RAIT Financial Trust (RAIT) is a real estate investment company. It owns over $2.3 billion in U.S. commercial real estate properties. But the company is a lender too. Its commercial real estate, mezzanine, preferred equity loans exceed $1.6 billion dollar. The company also manages two billion in real estate assets where it earns a property management fee. Unfortunate to its investors, RAIT ambitious operational scope has yet to translate to earnings.
Revenue increased in past three years by 12 percent. The company earned $324 million in 2015 compared to $247 million in 2013. The revenue composition is attributed to rental income (50 percent), interest income (30 percent), and the remaining income is fee-related. But the increase in revenue was artificial.
Debt obligations mushroomed by 66 percent. In 2014, RAIT carried $532 million of recourse debt obligations and $2.1 billion of nonrecourse loans for a total indebtedness of $2.6 billion. In 2015, it added both nonrecourse and rocourse loans for a total indebtedness of $3.4 billion.
Increase in operating expenses followed. Compared to 2014, operating expenses increased by 40 percent. Notably, interest expense increased to $84.3 million, from $55.4 million. And real estate operating expense increased to $109 million from $81.6 million the year prior.
Net earnings are in the red. Between 2013 and 2015, the company generated a revenue of $860 million, operating expense was $770 million and non-operating expense was $514 million. This non-operating expense is related to change in fair value of its derivatives position. Specifically, CDO notes payable and trust preferred obligation market value. Between 2013 and 2015, the company exhibited a net loss of $424 million.
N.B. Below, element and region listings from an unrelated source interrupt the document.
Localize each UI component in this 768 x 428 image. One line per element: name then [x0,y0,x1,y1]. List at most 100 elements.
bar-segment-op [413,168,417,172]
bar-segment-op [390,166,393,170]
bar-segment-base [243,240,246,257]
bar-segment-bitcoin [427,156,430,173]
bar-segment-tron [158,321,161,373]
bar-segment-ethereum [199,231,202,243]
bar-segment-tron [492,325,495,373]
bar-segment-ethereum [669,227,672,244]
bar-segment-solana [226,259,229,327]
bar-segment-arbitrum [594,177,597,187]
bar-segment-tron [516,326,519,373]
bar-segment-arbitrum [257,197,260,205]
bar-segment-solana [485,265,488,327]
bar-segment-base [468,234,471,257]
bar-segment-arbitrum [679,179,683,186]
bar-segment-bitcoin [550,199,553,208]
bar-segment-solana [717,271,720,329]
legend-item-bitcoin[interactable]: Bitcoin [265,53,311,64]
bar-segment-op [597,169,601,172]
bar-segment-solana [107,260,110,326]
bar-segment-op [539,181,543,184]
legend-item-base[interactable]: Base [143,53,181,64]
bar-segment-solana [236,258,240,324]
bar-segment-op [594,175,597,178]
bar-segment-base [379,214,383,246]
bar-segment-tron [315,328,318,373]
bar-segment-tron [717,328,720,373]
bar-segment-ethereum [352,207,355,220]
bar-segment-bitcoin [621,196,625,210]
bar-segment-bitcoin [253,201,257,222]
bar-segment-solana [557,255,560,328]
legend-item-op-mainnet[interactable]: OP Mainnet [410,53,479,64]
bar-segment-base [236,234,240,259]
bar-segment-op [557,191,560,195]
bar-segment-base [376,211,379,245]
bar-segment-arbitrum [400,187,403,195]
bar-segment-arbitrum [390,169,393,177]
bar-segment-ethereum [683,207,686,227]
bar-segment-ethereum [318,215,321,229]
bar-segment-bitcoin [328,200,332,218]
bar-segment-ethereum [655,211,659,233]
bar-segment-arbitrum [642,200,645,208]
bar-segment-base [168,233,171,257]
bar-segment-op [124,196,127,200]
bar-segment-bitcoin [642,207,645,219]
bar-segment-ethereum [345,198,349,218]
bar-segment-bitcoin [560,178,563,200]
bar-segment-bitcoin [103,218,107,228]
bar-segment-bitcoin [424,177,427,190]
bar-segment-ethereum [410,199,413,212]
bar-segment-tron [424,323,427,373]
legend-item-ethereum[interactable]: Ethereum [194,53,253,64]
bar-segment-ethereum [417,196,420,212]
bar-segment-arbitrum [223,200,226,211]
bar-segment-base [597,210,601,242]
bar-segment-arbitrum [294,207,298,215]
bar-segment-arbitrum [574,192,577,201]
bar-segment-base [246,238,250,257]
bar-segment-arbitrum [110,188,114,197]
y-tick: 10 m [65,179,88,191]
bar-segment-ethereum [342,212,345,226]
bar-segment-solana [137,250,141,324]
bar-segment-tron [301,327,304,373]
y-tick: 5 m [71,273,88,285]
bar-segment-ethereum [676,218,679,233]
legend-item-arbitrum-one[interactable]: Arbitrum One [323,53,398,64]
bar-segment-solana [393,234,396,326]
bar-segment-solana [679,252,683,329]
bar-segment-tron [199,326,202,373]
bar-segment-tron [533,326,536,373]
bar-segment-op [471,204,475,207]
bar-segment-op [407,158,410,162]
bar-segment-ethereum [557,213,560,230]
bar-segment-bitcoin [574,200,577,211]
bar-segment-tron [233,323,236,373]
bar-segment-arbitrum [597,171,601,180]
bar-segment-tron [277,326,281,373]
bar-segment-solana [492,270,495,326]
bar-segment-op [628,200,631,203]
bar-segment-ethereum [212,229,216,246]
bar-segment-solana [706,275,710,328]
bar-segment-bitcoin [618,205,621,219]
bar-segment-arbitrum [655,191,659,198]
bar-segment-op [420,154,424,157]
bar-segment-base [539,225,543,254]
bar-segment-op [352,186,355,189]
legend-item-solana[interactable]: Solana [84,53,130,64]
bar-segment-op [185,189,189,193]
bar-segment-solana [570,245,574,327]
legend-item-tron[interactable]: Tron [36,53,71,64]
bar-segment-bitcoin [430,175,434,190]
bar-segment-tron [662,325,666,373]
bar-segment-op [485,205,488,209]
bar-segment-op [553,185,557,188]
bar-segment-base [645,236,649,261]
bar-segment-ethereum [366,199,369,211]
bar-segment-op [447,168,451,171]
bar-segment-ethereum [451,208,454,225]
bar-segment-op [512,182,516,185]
But against conventional wisdom, RAIT appetite, to acquire assets, remains. Compared to 2014, its real estate portfolio increased by $895 million, a 30 percent increase. Its real estate under management increased by $645 million, an increase of 50 percent. And its commercial real estate loan portfolio increased by $293 million, an increase of 25 percent.
Three reasons may explain this irrational corporate behavior. First, borrowing in a pygmy interest rate environment may have enticed the company to purchase real estate. Second, the company blindly followed a frenzy expectation from shareholders to increase both revenue and Funds from operations. And mild success was achieved as three of the six analysts researching the company are positive about its future, note Marcus Daley and Heather Anthony of Franklin Independent News Corp, a media company. Third, acting as a lender, an investor, and a manager would confuse anyone. It may be time for RAIT Financial to scale down.